When budget issues arose while in the design phase with another general contractor and threatened to derail the project, CA came to Brinkmann Constructors to help get the project back on-track because of Brinkmann’s proven performance on several other CA Ventures projects. By providing alternate design ideas and utilizing unique construction techniques, Brinkmann was able to reduce the cost of the building and ultimately save the project from being terminated due to budget overages.
The Brinkmann team presented many items that provided added value to the project, however, the most significant was a redesign of the building’s foundation and earth retention systems. Additionally, the team addressed the exterior skin panel sizes by making them more modular thereby reducing the amount of wasted material. In total, over $2 million of solutions were accepted and implemented during the design phase.
During the 19 months of construction, the Brinkmann team was faced with many challenges that required considerable coordination, precise timing and smart construction techniques.
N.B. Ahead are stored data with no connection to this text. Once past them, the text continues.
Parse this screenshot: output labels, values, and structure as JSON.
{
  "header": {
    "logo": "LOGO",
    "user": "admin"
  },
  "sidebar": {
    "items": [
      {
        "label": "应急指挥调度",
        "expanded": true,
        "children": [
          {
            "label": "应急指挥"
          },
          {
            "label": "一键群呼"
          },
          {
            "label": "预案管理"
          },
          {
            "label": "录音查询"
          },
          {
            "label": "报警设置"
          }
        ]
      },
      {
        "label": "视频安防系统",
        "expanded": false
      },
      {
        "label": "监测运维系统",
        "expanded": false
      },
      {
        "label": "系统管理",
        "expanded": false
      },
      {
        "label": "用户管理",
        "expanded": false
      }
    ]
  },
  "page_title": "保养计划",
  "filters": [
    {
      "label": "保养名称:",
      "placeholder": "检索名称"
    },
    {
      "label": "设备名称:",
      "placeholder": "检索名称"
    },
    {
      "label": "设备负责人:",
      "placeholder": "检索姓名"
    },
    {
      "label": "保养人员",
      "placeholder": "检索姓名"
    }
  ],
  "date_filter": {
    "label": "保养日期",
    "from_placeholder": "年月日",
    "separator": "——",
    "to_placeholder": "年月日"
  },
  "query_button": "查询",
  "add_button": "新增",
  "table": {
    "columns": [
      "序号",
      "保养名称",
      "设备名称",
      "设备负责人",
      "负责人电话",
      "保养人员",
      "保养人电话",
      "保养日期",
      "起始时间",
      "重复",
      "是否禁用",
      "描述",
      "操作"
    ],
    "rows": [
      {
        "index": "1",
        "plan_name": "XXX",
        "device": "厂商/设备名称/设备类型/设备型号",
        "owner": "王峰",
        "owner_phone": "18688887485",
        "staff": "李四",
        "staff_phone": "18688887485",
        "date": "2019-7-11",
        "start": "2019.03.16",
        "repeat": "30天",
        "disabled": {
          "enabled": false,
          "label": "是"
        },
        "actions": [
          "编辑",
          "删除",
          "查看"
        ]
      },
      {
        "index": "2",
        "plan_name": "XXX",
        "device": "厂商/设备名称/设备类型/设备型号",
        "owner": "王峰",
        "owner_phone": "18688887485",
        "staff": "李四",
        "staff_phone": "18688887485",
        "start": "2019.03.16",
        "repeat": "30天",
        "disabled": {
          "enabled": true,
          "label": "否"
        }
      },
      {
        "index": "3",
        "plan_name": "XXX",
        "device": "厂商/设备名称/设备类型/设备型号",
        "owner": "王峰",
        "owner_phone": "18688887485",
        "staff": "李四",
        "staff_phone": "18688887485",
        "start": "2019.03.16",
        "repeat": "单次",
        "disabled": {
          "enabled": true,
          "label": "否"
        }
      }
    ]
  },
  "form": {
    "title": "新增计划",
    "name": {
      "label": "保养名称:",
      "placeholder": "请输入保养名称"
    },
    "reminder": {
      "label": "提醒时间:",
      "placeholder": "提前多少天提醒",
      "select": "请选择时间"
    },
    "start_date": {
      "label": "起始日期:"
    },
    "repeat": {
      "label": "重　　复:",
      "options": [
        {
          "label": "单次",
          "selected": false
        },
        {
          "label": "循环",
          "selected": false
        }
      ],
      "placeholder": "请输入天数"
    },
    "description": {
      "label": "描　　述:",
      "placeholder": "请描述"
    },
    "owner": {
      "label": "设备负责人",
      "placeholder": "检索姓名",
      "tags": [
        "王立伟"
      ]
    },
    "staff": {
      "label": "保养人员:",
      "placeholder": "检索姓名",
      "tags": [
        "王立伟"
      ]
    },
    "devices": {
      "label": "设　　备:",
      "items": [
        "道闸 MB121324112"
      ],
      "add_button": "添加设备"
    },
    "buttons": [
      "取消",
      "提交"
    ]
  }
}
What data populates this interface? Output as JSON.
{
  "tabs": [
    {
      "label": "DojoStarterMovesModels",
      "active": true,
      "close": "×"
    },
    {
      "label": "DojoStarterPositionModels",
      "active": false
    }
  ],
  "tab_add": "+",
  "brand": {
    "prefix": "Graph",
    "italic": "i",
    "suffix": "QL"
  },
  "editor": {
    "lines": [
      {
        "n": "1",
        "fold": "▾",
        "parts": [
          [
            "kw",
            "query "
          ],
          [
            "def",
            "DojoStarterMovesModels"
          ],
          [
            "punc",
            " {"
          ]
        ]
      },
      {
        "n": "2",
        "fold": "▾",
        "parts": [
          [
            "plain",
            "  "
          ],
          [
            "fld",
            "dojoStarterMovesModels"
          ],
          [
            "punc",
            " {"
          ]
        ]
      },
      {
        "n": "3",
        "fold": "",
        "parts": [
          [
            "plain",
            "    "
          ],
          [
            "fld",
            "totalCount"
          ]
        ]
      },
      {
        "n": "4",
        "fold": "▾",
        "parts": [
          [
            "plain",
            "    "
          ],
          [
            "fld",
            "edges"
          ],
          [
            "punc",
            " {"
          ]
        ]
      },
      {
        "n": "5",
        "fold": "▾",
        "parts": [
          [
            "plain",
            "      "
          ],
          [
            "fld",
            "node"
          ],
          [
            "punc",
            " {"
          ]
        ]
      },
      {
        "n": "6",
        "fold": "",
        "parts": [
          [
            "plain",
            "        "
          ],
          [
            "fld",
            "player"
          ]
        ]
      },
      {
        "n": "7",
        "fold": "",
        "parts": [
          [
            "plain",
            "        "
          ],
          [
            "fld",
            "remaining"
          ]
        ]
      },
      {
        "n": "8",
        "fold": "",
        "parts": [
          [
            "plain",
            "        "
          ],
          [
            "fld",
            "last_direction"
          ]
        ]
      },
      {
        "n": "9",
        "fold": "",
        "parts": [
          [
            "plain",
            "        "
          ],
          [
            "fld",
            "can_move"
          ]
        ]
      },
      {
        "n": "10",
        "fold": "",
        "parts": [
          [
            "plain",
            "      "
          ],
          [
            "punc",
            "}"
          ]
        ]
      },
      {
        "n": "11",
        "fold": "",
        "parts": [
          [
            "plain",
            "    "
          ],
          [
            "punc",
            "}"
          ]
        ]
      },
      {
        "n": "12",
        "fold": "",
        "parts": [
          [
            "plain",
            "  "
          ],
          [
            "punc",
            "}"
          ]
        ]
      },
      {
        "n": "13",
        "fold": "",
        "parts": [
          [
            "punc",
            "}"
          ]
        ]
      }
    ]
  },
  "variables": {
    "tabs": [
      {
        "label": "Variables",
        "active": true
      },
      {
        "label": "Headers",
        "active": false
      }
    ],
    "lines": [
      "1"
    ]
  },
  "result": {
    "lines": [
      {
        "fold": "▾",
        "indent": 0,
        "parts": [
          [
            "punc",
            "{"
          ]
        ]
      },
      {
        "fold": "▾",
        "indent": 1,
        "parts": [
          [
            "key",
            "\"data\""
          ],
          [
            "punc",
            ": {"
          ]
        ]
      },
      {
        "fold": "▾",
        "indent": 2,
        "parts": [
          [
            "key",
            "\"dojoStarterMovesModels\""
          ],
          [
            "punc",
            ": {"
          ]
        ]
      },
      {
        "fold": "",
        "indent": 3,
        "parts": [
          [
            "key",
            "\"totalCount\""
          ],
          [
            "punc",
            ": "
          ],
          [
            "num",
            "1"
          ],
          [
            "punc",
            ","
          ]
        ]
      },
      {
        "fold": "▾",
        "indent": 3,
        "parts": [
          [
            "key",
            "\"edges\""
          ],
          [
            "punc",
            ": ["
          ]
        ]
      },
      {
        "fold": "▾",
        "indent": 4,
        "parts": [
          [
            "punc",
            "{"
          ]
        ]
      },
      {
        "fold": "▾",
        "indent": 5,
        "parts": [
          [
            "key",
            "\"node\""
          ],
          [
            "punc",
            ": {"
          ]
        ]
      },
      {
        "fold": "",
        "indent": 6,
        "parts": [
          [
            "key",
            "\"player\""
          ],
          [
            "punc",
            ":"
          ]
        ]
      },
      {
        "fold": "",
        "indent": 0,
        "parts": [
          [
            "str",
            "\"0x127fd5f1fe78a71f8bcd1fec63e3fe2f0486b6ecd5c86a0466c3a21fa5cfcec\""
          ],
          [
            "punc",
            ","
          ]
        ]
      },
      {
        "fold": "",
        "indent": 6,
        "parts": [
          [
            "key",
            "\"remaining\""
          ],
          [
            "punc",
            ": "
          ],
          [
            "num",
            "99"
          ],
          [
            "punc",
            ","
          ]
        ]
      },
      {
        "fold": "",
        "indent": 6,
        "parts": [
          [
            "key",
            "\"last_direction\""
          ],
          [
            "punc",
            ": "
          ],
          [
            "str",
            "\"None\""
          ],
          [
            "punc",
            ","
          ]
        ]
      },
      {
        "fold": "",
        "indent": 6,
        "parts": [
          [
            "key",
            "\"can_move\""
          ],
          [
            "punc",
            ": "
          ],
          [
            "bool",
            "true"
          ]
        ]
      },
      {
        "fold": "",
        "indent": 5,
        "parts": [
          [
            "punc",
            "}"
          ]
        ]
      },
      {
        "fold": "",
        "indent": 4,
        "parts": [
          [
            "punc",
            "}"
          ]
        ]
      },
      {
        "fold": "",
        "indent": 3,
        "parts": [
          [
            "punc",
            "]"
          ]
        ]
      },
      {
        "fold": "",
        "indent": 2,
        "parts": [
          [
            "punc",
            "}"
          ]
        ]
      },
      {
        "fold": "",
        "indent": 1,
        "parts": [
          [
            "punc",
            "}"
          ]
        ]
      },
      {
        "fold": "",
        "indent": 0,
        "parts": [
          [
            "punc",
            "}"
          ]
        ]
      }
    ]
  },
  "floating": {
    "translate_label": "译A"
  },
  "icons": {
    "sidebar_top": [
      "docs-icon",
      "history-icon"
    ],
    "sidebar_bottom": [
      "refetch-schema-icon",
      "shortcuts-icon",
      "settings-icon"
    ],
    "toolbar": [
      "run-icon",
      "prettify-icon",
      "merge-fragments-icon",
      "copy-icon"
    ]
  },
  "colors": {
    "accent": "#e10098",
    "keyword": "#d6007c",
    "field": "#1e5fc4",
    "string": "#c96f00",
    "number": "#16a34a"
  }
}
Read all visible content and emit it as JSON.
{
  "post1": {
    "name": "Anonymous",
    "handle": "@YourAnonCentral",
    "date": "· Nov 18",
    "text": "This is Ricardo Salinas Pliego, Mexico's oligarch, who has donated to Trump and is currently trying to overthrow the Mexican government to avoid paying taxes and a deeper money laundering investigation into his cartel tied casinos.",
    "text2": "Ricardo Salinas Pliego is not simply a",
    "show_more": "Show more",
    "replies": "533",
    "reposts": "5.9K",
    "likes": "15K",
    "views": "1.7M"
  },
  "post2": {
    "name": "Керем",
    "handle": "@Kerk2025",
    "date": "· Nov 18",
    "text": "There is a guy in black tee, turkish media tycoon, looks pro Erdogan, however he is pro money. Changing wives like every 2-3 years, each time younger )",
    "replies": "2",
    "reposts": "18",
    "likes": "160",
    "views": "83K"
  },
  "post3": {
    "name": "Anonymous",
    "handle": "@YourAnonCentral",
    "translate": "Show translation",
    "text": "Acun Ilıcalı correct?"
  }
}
For example, at the closest point, the new building was just 8” from a neighboring 12-story building that began construction at the exact same time. This complication required extensive coordination of the tower crane with the neighboring tower crane throughout the duration of the project and close monitoring of the earth retention design for each project was critical. Due to this near zero lot line, Brinkmann had very little lay-down space for equipment and materials and had to utilize “just in time” deliveries to keep the project moving.
Another challenge to the project schedule was that it did not allow for the building’s exterior skin to wait until the concrete structure was complete. Brinkmann placed electric mast climbing scaffolding around the perimeter of the building to allow the building structure and skin trades to work simultaneously by alternating which of the tower sections they were working on. This also provided a safer working environment by not having one trade working directly over another. This allowed the interior drywall to begin much earlier, in fact, at one time the team was in the finish phase of the units while still placing the concrete frame.